Aucun écrivain contemporain ne s’explique sur ce sujet si controversé plus tard. Dans le siècle suivant, on voit se produire collatéralement les deux versions principales avec leurs variantes. Cassiodore nous dit, dans sa chronique, que le roi des Huns fut emporté par une hémorrhagie nasale; le comte Marcellin, homme lettre et homme d’état ordinairement bien informé, le fait mourir d’un coup de couteau que lui porte une femme; il ajoute que cependant quelques-uns avaient parlé d’un vomissement de sang. Cette version d’un assassinat, que le comte Marcellin donne comme la plus accréditée, la chronique d’Alexandrie la répète. « Il dormait, dit-il, à côté d’une jeune fille des Huns quand il expira, et cette fille fut soupçonnée de sa mort. » Jornandès reproduit l’opinion de Cassiodore sur la mort naturelle; mais, en même temps il cite ce chant funèbre où l’on proclame avec satisfaction que la mort d’Attila ne demande point de vengeance. Aux VIIe, VIIIe et IXe siècles, l’autre version prévaut, et on la trouve commentée et grossie de détails qui tendent à l’expliquer. Agnellus, l’historien des pontifes de Ravenne, écrit qu’Attila périt poignardé par une misérable femme, a vilissima muliere cultro defossus. Le poète saxon de Charlemagne, qui vivait à la fin du IXe siècle, ajoute que cet assassinat fut la punition d’un crime. « C’est la main d’une femme, s’écrie-t-il, qui a précipité le roi des Huns au fond du Tartare. La nuit avancée soufflait sur tout ce qui respire une torpeur profonde, et Attila, chargé de vin, s’était endormi; mais sa cruelle épouse ne dormait pas. L’aiguillon de la haine la tint en éveil durant cette nuit terrible, et reine elle trancha les jours du roi par un odieux attentat. Pourtant ce crime n’était qu’une vengeance : elle faisait payer à son mari la mort de son père assassiné. » Enfin nous trouvons une dernière circonstance du fait chez un chroniqueur du XIIe siècle : « Cette jeune fille, dit-il, avait été enlevée de force après le meurtre de son père. » C’était donc une opinion répandue et accréditée dans le monde entier, dès le lendemain de la mort d’Attila, que cette mort avait été violente et qu’elle avait été le fruit de la vengeance d’une femme.
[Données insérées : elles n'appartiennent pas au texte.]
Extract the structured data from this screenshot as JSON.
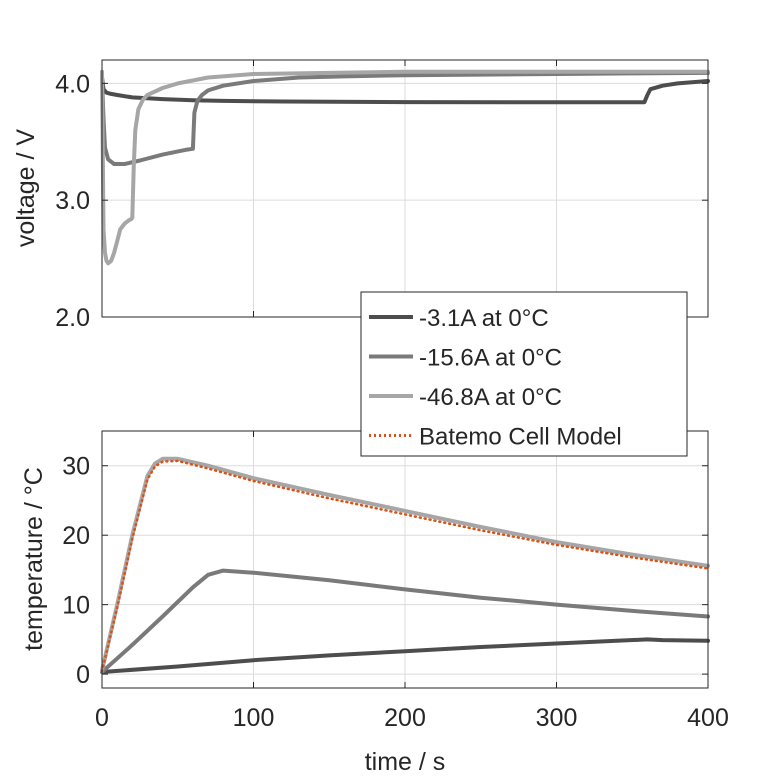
{
  "chart_data": [
    {
      "type": "line",
      "ylabel": "voltage / V",
      "xlabel": "",
      "xlim": [
        0,
        400
      ],
      "ylim": [
        2.0,
        4.2
      ],
      "xticks": [
        0,
        100,
        200,
        300,
        400
      ],
      "yticks": [
        "2.0",
        "3.0",
        "4.0"
      ],
      "ytick_values": [
        2.0,
        3.0,
        4.0
      ],
      "show_xticklabels": false,
      "grid": true,
      "series": [
        {
          "name": "-3.1A at 0°C",
          "color": "#4d4d4d",
          "x": [
            0,
            1,
            3,
            6,
            10,
            20,
            40,
            60,
            80,
            120,
            200,
            300,
            358,
            360,
            362,
            370,
            380,
            400
          ],
          "y": [
            4.05,
            3.95,
            3.92,
            3.91,
            3.9,
            3.88,
            3.865,
            3.855,
            3.85,
            3.845,
            3.84,
            3.838,
            3.838,
            3.9,
            3.95,
            3.98,
            4.0,
            4.02
          ]
        },
        {
          "name": "-15.6A at 0°C",
          "color": "#7a7a7a",
          "x": [
            0,
            1,
            2,
            4,
            8,
            15,
            25,
            40,
            55,
            60,
            61,
            63,
            66,
            70,
            80,
            100,
            130,
            160,
            200,
            250,
            300,
            350,
            400
          ],
          "y": [
            4.05,
            3.7,
            3.45,
            3.35,
            3.31,
            3.31,
            3.34,
            3.39,
            3.43,
            3.44,
            3.75,
            3.85,
            3.9,
            3.94,
            3.98,
            4.02,
            4.05,
            4.06,
            4.07,
            4.075,
            4.08,
            4.085,
            4.09
          ]
        },
        {
          "name": "-46.8A at 0°C",
          "color": "#a6a6a6",
          "x": [
            0,
            0.5,
            1,
            2,
            3,
            4,
            6,
            8,
            10,
            12,
            15,
            18,
            19.5,
            20,
            21,
            22,
            24,
            27,
            30,
            35,
            40,
            50,
            70,
            100,
            150,
            200,
            300,
            400
          ],
          "y": [
            4.1,
            3.4,
            2.75,
            2.55,
            2.48,
            2.46,
            2.48,
            2.55,
            2.65,
            2.75,
            2.8,
            2.83,
            2.84,
            2.85,
            3.3,
            3.6,
            3.78,
            3.86,
            3.9,
            3.93,
            3.96,
            4.0,
            4.05,
            4.08,
            4.09,
            4.1,
            4.1,
            4.1
          ]
        }
      ]
    },
    {
      "type": "line",
      "ylabel": "temperature / °C",
      "xlabel": "time / s",
      "xlim": [
        0,
        400
      ],
      "ylim": [
        -2,
        35
      ],
      "xticks": [
        0,
        100,
        200,
        300,
        400
      ],
      "yticks": [
        "0",
        "10",
        "20",
        "30"
      ],
      "ytick_values": [
        0,
        10,
        20,
        30
      ],
      "show_xticklabels": true,
      "grid": true,
      "series": [
        {
          "name": "-3.1A at 0°C",
          "color": "#4d4d4d",
          "x": [
            0,
            50,
            100,
            150,
            200,
            250,
            300,
            360,
            370,
            400
          ],
          "y": [
            0.3,
            1.1,
            2.0,
            2.7,
            3.3,
            3.9,
            4.4,
            5.0,
            4.9,
            4.8
          ]
        },
        {
          "name": "-15.6A at 0°C",
          "color": "#7a7a7a",
          "x": [
            0,
            20,
            40,
            60,
            70,
            80,
            100,
            150,
            200,
            250,
            300,
            350,
            400
          ],
          "y": [
            0.3,
            4.2,
            8.3,
            12.5,
            14.3,
            14.9,
            14.6,
            13.5,
            12.2,
            11.0,
            10.0,
            9.1,
            8.3
          ]
        },
        {
          "name": "-46.8A at 0°C",
          "color": "#a6a6a6",
          "x": [
            0,
            10,
            20,
            30,
            35,
            40,
            50,
            70,
            100,
            150,
            200,
            250,
            300,
            350,
            400
          ],
          "y": [
            0.5,
            10.0,
            20.0,
            28.5,
            30.3,
            31.0,
            31.0,
            30.0,
            28.2,
            25.8,
            23.5,
            21.2,
            19.0,
            17.2,
            15.6
          ]
        },
        {
          "name": "Batemo Cell Model",
          "color": "#d95319",
          "style": "dotted",
          "x": [
            0,
            10,
            20,
            30,
            35,
            40,
            50,
            70,
            100,
            150,
            200,
            250,
            300,
            350,
            400
          ],
          "y": [
            0.4,
            9.6,
            19.5,
            28.0,
            29.9,
            30.6,
            30.7,
            29.6,
            27.8,
            25.3,
            23.0,
            20.7,
            18.6,
            16.8,
            15.2
          ]
        }
      ]
    }
  ],
  "legend": {
    "placement": "between-panels-right",
    "entries": [
      {
        "label": "-3.1A at 0°C",
        "color": "#4d4d4d",
        "style": "solid"
      },
      {
        "label": "-15.6A at 0°C",
        "color": "#7a7a7a",
        "style": "solid"
      },
      {
        "label": "-46.8A at 0°C",
        "color": "#a6a6a6",
        "style": "solid"
      },
      {
        "label": "Batemo Cell Model",
        "color": "#d95319",
        "style": "dotted"
      }
    ]
  }
}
Tels sont les témoignages qui nous viennent de l’antiquité; voyons si la tradition les confirme, et si, dans le nombre des femmes qu’elle prête à Attila, il s’en trouve quelqu’une dont les traits rappellent de près ou de loin ceux d’Ildico. Disons d’abord que ce nom, altéré par l’orthographe grecque, se compose de deux mots, dont le premier est infailliblement Hilde, et le second peut être interprété par Wighe ou par Gunde, de sorte que le véritable nom de la dernière épouse d’Attila serait Hildewighe ou Hildegunde, mots qui signifient tous deux guerrière, héroïne. Ce mot Hilde, toutes les fois qu’il se rencontre dans la composition d’un nom de femme, indique que cette femme est inspirée par Hilda, la Bellone des Germains, ou placée sous sa protection. Or, des quatre femmes que la tradition nous mentionne comme ayant exercé une action tragique sur la destinée d’Attila, trois portent dans leur nom la syllabe Hilde : ce sont Hilde ou Hilldr la Danoise, Hildegonde (Gunde ou Gude est une autre désignation de la déesse de la guerre) et Crimhilde, ou plus correctement Grimhilde, l’héroïne cruelle. Le nom de la quatrième, Gudruna, réunit les deux idées de guerre et de magie : Gudruna, c’est une femme vaillante et qui sait les runes.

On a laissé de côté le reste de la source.